An IEEE Spectrum article about electrical neural stimulation techniques? Yes! This is the type of article that my college-era self and my college-era housemate Jon Brookshire could both be fascinated by: neuroscience problems combined with capacitor-efficiency problems. Rockin'.

Admittedly, the things I used to know about this stuff have faded alarmingly quickly — I found an old exam while cleaning out my car a little while ago and was completely shocked at the things I had forgotten. My essay answers were gibberish — did I really once know which enzymes consumed which neurotransmitters? I'd forgotten that I'd forgotten that.

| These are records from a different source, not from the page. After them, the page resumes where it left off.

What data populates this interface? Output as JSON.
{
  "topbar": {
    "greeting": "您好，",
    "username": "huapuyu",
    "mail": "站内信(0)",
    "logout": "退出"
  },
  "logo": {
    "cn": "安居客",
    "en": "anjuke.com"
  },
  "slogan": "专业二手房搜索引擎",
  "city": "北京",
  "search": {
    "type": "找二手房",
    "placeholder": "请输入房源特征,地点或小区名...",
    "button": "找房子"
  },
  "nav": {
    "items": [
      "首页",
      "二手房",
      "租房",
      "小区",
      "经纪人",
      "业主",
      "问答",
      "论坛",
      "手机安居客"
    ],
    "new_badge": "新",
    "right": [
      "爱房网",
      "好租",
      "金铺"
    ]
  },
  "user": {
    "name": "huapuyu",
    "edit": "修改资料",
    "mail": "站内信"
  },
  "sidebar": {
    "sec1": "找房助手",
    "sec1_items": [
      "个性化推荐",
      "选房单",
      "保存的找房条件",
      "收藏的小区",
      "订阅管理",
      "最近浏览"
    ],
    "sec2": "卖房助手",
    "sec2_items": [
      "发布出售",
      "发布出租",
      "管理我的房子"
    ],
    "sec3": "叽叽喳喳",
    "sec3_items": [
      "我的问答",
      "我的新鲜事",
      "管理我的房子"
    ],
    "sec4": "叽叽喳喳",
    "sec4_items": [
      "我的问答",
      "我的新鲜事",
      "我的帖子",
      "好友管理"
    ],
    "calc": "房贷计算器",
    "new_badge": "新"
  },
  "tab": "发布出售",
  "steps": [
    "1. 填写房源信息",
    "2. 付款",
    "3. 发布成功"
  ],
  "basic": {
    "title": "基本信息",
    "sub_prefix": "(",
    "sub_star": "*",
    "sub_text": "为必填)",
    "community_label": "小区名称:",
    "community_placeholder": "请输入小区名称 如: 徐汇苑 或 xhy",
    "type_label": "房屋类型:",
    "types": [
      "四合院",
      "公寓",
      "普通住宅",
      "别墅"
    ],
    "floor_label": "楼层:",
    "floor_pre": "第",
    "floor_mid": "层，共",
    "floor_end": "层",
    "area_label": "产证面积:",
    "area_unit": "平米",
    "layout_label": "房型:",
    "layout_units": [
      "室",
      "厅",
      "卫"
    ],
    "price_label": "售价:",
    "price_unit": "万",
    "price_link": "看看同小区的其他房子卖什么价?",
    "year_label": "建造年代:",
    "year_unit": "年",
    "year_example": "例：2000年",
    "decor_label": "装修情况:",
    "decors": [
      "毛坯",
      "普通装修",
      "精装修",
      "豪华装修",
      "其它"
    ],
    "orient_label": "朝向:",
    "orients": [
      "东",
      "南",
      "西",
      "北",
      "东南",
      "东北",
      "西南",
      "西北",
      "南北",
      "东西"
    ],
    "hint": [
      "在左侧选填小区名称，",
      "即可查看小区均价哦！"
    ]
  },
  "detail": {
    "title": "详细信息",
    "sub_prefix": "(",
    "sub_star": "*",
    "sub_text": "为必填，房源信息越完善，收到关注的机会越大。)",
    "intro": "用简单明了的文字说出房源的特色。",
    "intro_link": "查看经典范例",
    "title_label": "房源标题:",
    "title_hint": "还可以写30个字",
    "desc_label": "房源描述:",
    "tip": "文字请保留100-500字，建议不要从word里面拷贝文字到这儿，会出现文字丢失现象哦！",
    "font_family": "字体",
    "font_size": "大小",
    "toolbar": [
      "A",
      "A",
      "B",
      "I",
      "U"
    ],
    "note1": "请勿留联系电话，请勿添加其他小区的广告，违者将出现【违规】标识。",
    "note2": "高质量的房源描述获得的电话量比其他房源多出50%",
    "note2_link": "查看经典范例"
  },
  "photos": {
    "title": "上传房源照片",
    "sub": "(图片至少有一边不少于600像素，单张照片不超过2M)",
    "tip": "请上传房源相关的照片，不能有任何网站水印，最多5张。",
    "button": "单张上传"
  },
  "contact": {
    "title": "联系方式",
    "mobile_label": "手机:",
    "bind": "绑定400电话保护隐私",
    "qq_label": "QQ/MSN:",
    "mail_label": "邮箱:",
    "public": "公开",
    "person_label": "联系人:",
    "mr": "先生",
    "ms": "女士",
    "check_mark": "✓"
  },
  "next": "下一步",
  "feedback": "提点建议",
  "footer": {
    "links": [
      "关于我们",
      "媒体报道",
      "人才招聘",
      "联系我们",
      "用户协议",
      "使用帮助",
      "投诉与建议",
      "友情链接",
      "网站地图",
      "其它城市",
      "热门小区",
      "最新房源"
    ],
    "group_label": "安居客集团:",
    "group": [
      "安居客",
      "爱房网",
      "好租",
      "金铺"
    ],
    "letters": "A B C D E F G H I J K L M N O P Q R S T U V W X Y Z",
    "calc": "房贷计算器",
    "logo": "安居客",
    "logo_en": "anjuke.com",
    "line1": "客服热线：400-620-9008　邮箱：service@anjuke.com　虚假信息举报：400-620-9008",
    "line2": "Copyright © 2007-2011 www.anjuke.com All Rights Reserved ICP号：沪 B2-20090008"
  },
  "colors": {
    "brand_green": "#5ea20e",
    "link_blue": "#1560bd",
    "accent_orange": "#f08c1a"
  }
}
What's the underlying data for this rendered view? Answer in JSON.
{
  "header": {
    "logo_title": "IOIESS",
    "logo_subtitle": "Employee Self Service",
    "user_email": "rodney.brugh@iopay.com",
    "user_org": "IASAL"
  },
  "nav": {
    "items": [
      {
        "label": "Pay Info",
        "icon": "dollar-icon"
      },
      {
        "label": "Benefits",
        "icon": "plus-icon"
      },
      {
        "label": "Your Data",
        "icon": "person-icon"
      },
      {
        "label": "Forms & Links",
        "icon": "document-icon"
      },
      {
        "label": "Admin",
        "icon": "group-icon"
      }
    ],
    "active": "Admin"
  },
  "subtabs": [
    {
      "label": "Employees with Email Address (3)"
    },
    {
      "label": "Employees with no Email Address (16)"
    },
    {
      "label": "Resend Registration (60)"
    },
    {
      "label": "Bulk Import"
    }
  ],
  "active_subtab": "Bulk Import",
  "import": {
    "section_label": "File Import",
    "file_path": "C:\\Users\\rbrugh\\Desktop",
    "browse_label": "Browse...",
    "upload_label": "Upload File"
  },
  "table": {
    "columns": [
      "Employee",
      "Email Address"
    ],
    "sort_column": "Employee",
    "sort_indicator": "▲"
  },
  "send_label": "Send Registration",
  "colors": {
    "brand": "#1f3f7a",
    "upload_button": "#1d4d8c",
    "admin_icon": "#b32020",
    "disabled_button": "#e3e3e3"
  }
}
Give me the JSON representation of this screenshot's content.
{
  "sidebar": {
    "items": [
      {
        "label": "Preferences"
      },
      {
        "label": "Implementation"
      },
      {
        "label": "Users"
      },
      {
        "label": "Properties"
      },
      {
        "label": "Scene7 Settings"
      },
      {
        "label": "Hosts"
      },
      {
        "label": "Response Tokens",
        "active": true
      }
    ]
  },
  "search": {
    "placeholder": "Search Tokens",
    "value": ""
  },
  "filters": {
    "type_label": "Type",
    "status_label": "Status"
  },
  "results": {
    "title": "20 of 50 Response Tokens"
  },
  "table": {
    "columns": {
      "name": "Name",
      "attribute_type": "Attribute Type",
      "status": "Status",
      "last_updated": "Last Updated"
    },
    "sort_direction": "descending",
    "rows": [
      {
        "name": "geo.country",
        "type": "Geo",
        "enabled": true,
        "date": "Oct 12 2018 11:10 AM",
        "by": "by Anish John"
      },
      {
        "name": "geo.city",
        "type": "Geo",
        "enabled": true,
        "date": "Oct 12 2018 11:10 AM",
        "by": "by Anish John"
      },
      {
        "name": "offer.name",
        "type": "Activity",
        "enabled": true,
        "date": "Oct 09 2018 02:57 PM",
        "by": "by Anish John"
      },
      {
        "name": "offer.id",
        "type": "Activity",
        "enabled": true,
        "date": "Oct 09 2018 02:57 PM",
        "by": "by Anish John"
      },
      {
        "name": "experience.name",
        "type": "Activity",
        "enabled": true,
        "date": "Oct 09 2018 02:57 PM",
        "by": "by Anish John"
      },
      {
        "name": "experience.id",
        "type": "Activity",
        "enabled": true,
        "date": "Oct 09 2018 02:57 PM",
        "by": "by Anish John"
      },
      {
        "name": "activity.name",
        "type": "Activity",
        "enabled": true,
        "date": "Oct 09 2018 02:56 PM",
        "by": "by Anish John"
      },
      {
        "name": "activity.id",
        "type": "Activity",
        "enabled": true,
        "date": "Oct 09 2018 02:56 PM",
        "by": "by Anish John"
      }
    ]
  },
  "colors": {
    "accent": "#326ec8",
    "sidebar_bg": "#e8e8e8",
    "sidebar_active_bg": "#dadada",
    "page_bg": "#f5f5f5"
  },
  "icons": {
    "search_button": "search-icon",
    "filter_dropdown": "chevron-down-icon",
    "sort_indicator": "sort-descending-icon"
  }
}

But what little I do remember makes me excited about these therapies. Solving psychological problems by manipulating neurotransmitters with drugs is like trying to solve a city's downtown traffic congestion problem by manipulating the number of taxis on the streets: it's possible, and not too hard to implement, but it's difficult to anticipate the total effect on other parts of the system. Sometimes the taxi system really will be the thing that's fucked up, and what ought to be fixed — but not always. These electrostimulation techniques are still (mostly) pretty inexact, but seem ultimately likely to provide much more targeted action than pharmaceuticals.